Y dejé que te me acercaras en silencio, muy quedo,
acortando la distancia que favorecía nuestro encuentro.
Primero para que depositaras en mi boca tus besos;
luego para enlazarse vibrantes nuestros cuerpos.
Ya cuando en la noche se orquestaba nuestro idilio
cuando la tenue luz apenas dejaba al descubierto
la sombra de aquel par de amantes en el resquicio
en el que ambos, temblorosos, quedamos sin aliento.
Ya cuando en lo alto del cielo las estrellas tiritaban
tan copiosas, tan pequeñas, tan blancas, tan lejanas.
Cuando tú me sujetabas por el talle y me aprisionabas,
mientras yo nervioso recorría lo corto de tu falda.
En ese lugar de nuestras cotidianas e infalibles citas
donde nos bebimos a besos y nos colmamos de caricias.
Ahí donde nada nos era secreto, ni me eras prohibida.
Ahí donde atónitos nos hallamos a escondidas.
¡Qué horas aquellas!
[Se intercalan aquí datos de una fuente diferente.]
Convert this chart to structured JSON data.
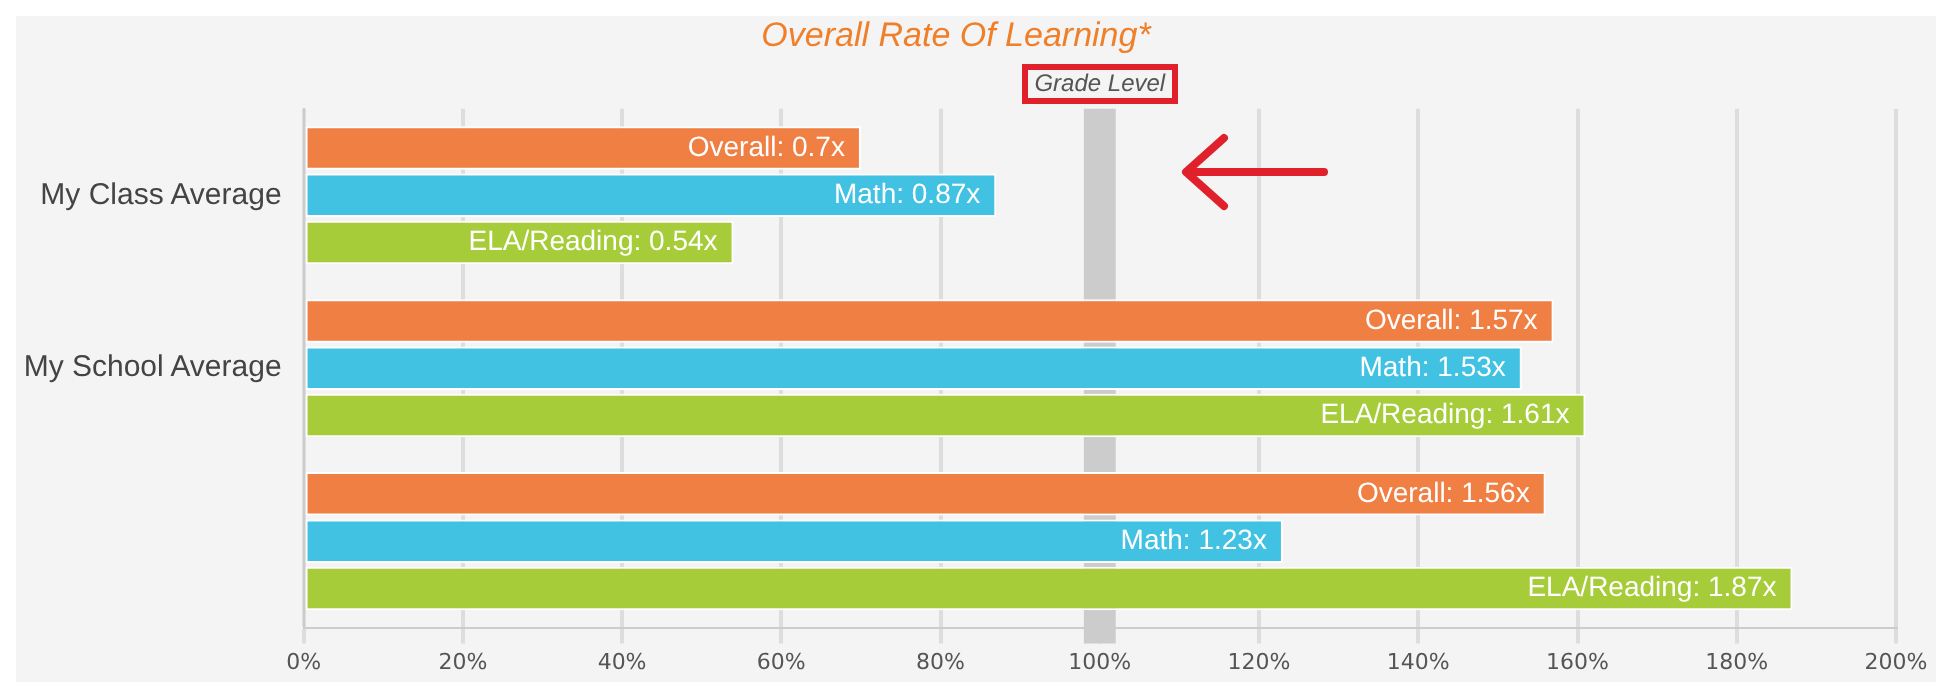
{
  "chart_data": {
    "type": "bar",
    "orientation": "horizontal",
    "title": "Overall Rate Of Learning*",
    "categories": [
      "My Class Average",
      "My School Average",
      null
    ],
    "series": [
      {
        "color": "#f07f44",
        "values": [
          0.7,
          1.57,
          1.56
        ],
        "value_labels": [
          "Overall: 0.7x",
          "Overall: 1.57x",
          "Overall: 1.56x"
        ]
      },
      {
        "color": "#42c2e2",
        "values": [
          0.87,
          1.53,
          1.23
        ],
        "value_labels": [
          "Math: 0.87x",
          "Math: 1.53x",
          "Math: 1.23x"
        ]
      },
      {
        "color": "#a6cc3a",
        "values": [
          0.54,
          1.61,
          1.87
        ],
        "value_labels": [
          "ELA/Reading: 0.54x",
          "ELA/Reading: 1.61x",
          "ELA/Reading: 1.87x"
        ]
      }
    ],
    "xlim": [
      0,
      2
    ],
    "xticks": [
      {
        "value": 0,
        "label": "0%"
      },
      {
        "value": 0.2,
        "label": "20%"
      },
      {
        "value": 0.4,
        "label": "40%"
      },
      {
        "value": 0.6,
        "label": "60%"
      },
      {
        "value": 0.8,
        "label": "80%"
      },
      {
        "value": 1,
        "label": "100%"
      },
      {
        "value": 1.2,
        "label": "120%"
      },
      {
        "value": 1.4,
        "label": "140%"
      },
      {
        "value": 1.6,
        "label": "160%"
      },
      {
        "value": 1.8,
        "label": "180%"
      },
      {
        "value": 2,
        "label": "200%"
      }
    ],
    "bands": [
      {
        "axis": "x",
        "from": 0.98,
        "to": 1.02,
        "label": "Grade Level",
        "color": "#cccccc"
      }
    ],
    "grid": "x",
    "legend": false
  }
}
Cuando tu frágil, jovial y agitado pecho
deseaba entre mis manos encontrarse seducido, hallarse preso.
Rendido y dispuesto a todas mis caricias, a todos mis besos,
y con ello amarte en aquel resquicio, en aquel momento.
¡Cómo olvidar esas noches!, ¡Cómo aquel nuestro idilio!
Si las estrellas brillaban tan copiosas, tan pequeñas, tan blancas, tan lejanas.
Mientras yo nervioso, en aquel resquicio, recorría lo corto de tu falda,
cuando dejé que te me acercaras en silencio, muy quedo.